Pour Aristote, le passage est de l’ordre du il y a : il y a des passages. La question est ensuite de savoir si quelque chose demeure dans les passages. La réponse, c’est que ce qui demeure dans les passages et plus précisément dans les passages essentiels, c’est la chose elle-même comme matière, la chose comme en force d’être ceci ou cela. Pour Kant, il n’en va plus de même. Le il y a des passages n’a plus l’évidence qu’il avait pour Aristote. Il s’agit de revenir des passages à leur condition de possibilité, c’est-à-dire qu’il s’agit de revenir des passages à ce qui en fonde dans le sujet la possibilité. Ce qui fonde alors la possibilité des passages considérés eux-mêmes comme phénomènes, c’est l’anticipation d’un permanent dans les passages, à savoir l’anticipation de la substance.
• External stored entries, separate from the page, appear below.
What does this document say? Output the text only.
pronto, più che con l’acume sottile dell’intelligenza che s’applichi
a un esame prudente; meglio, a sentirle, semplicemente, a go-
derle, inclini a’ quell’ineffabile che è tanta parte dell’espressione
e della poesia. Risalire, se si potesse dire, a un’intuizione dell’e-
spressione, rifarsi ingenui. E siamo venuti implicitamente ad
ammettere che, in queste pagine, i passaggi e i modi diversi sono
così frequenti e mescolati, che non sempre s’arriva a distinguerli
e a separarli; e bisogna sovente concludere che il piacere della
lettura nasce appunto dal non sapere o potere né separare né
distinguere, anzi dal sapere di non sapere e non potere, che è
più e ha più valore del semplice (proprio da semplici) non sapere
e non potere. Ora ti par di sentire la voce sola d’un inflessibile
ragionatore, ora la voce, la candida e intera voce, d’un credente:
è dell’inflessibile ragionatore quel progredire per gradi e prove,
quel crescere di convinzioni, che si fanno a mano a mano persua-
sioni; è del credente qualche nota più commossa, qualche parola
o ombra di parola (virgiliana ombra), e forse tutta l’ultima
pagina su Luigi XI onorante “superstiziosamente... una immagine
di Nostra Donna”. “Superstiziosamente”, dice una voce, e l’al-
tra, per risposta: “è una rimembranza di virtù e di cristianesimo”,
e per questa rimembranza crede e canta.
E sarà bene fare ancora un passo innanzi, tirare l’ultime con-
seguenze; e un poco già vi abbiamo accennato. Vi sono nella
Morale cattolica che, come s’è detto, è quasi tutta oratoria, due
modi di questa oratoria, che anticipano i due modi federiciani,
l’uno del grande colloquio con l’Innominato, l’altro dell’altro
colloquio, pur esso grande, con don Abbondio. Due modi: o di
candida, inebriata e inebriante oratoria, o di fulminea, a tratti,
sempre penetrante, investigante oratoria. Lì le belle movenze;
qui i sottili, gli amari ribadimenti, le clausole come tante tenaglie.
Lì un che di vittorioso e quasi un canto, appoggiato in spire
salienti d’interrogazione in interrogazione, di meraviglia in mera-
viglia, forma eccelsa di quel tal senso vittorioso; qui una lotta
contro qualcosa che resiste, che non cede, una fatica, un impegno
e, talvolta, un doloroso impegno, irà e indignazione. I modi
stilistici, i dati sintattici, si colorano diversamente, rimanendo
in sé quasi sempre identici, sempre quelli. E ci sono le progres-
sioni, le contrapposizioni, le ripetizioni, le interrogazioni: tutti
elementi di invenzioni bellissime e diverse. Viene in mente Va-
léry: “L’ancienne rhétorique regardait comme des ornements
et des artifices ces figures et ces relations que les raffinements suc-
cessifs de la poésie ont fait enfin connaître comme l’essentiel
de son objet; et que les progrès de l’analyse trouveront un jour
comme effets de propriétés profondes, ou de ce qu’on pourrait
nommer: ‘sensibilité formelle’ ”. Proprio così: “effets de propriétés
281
Pour les passages comme phénomènes externes, cette anticipation est celle de la matière. Au sens kantien, je ne peux me représenter des passages comme phénomènes externes que si je me représente préalablement la matière comme sujet ou substrat de ces passages, mais de sorte que cette matière soit anticipée comme donnée au sens externe. En effet, si je n’ai affaire qu’à une représentation purement intellectuelle, précise Kant, j’aurai certes la représentation d’un sujet, mais pas la représentation d’une substance et donc pas la représentation d’une matière.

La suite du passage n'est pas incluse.